Every business with more than a handful of employees likely has a few underperformers mixed in with high achievers. A dairy farm is no different. Though they may provide extra hands to get some jobs done, low performers are probably not adding much to your business.
“Low and average performer turnover was not related to negative firm performance,” described Richard Stup in detailing a study of employee performance published in 2013. “On the other hand, when you lose those high performers, that’s a huge hole to fill.”
Of course, there are fewer high performers and more average or low performers, although not all “low performers” are created equally. “You could be a low performer because you’re new and learning,” said Stup during the Northeast Dairy Management Conference. “Or you could be a problem.”
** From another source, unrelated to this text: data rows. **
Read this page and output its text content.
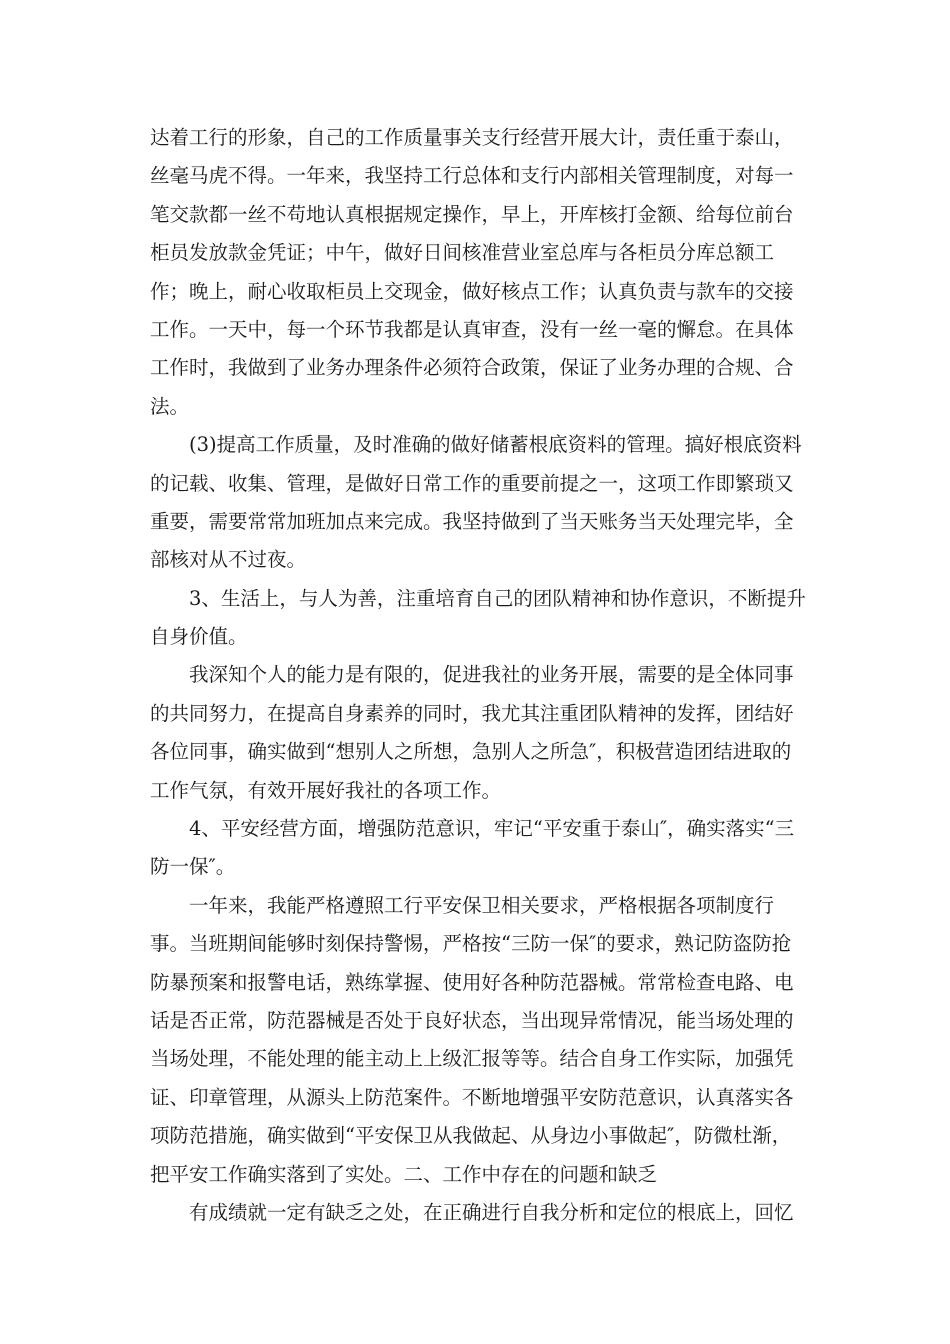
达着工行的形象，自己的工作质量事关支行经营开展大计，责任重于泰山，
丝毫马虎不得。一年来，我坚持工行总体和支行内部相关管理制度，对每一
笔交款都一丝不苟地认真根据规定操作，早上，开库核打金额、给每位前台
柜员发放款金凭证；中午，做好日间核准营业室总库与各柜员分库总额工
作；晚上，耐心收取柜员上交现金，做好核点工作；认真负责与款车的交接
工作。一天中，每一个环节我都是认真审查，没有一丝一毫的懈怠。在具体
工作时，我做到了业务办理条件必须符合政策，保证了业务办理的合规、合
法。
(3)提高工作质量，及时准确的做好储蓄根底资料的管理。搞好根底资料
的记载、收集、管理，是做好日常工作的重要前提之一，这项工作即繁琐又
重要，需要常常加班加点来完成。我坚持做到了当天账务当天处理完毕，全
部核对从不过夜。
3、生活上，与人为善，注重培育自己的团队精神和协作意识，不断提升
自身价值。
我深知个人的能力是有限的，促进我社的业务开展，需要的是全体同事
的共同努力，在提高自身素养的同时，我尤其注重团队精神的发挥，团结好
各位同事，确实做到“想别人之所想，急别人之所急″，积极营造团结进取的
工作气氛，有效开展好我社的各项工作。
4、平安经营方面，增强防范意识，牢记“平安重于泰山″，确实落实“三
防一保″。
一年来，我能严格遵照工行平安保卫相关要求，严格根据各项制度行
事。当班期间能够时刻保持警惕，严格按“三防一保″的要求，熟记防盗防抢
防暴预案和报警电话，熟练掌握、使用好各种防范器械。常常检查电路、电
话是否正常，防范器械是否处于良好状态，当出现异常情况，能当场处理的
当场处理，不能处理的能主动上上级汇报等等。结合自身工作实际，加强凭
证、印章管理，从源头上防范案件。不断地增强平安防范意识，认真落实各
项防范措施，确实做到“平安保卫从我做起、从身边小事做起″，防微杜渐，
把平安工作确实落到了实处。二、工作中存在的问题和缺乏
有成绩就一定有缺乏之处，在正确进行自我分析和定位的根底上，回忆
The agricultural workforce specialist with Cornell Cooperative Extension shared more data which found that high-performing employees can be three to 10 times more productive than average performers. So, Stup encouraged focusing efforts to retain employees on those high performers in the top 20% in productivity. However, this doesn’t mean we let low performers “get away with” poor behavior, he added.
Performance and potential
To illustrate this approach, Stup outlined four categories of employees:
- “Stars:” high present performance with high future potential
- “Workhorses:” high present performance but low future potential
- “Question marks:” low present performance but high future potential
- “Deadwood:” low present performance and low future potential
He explained that assessing future potential can be done by asking how the employee’s abilities match with opportunities in their role and higher roles, if they have shown interest in further learning and how committed they are to the farm, and what their career goals are.
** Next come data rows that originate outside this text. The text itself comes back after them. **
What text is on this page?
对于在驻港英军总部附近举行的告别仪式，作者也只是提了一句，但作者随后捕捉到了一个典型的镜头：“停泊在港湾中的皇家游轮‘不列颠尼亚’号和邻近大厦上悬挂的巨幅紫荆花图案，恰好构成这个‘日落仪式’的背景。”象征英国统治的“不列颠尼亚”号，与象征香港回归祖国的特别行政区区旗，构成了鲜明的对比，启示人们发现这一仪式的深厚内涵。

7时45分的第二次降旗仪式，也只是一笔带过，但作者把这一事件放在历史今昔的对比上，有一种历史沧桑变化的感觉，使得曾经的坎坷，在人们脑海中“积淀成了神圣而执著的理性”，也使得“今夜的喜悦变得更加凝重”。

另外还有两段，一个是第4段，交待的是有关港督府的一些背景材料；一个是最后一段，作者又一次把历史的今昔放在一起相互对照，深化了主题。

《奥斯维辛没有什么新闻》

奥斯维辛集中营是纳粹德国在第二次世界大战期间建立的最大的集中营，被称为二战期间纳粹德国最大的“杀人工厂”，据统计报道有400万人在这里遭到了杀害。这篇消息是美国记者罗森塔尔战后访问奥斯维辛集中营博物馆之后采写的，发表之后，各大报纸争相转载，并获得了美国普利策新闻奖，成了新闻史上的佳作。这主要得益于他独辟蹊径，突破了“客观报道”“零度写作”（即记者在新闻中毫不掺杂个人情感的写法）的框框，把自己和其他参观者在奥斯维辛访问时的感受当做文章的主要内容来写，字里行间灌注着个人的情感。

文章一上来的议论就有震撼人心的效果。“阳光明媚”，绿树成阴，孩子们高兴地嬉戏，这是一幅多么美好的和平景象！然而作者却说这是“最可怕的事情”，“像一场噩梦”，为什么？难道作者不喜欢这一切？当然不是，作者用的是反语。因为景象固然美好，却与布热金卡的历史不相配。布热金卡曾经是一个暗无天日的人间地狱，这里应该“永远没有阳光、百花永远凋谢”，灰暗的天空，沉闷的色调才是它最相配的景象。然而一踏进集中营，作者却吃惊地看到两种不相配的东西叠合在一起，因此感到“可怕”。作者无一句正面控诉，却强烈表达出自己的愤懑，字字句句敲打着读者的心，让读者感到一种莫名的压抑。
The “question marks” are often just inexperienced, so Stup advised providing coaching to develop them into stars. Conversely, if “deadwood” can’t be motivated into workhorses, they may need to be terminated. The current high performers — stars and workhorses — are where you want to focus retention efforts.
Stup said to retain “stars” by taking steps to accelerate their development. Expand their role, provide cross training, encourage outside professional development, and facilitate coaching by higher level managers. Compensate them appropriately for added responsibilities, and work to develop their management and leadership abilities. Still, he recognized that burnout can happen. Make sure employees take time off, and work with them to identify if tasks away from their main priorities have creeped onto their plate.
“Workhorses” can sometimes get ignored in a business because they are good at getting the job done, Stup noted. Keep them motivated and productive, providing some new tasks and outside training. Positive feedback can go a long way, and they should also be fairly compensated for the value they bring to the team.
Build trusting relationships with both stars and workhorses by staying connected and discussing strategy. Make it a point to talk to these people every week so they know you see them, Stup said. Maintain engagement by providing more responsibility, scheduling their own work if possible, and involving them in continuous improvement. “Any time they feel like they have more control over their own work, they’re going to be more committed,” Stup explained.
No matter what the personality, you can also work to retain good employees by attracting and hiring the right people then effectively onboarding, training, and developing them. Compensate competitively, improve relationships, and engage employees with choice and participation, Stup added.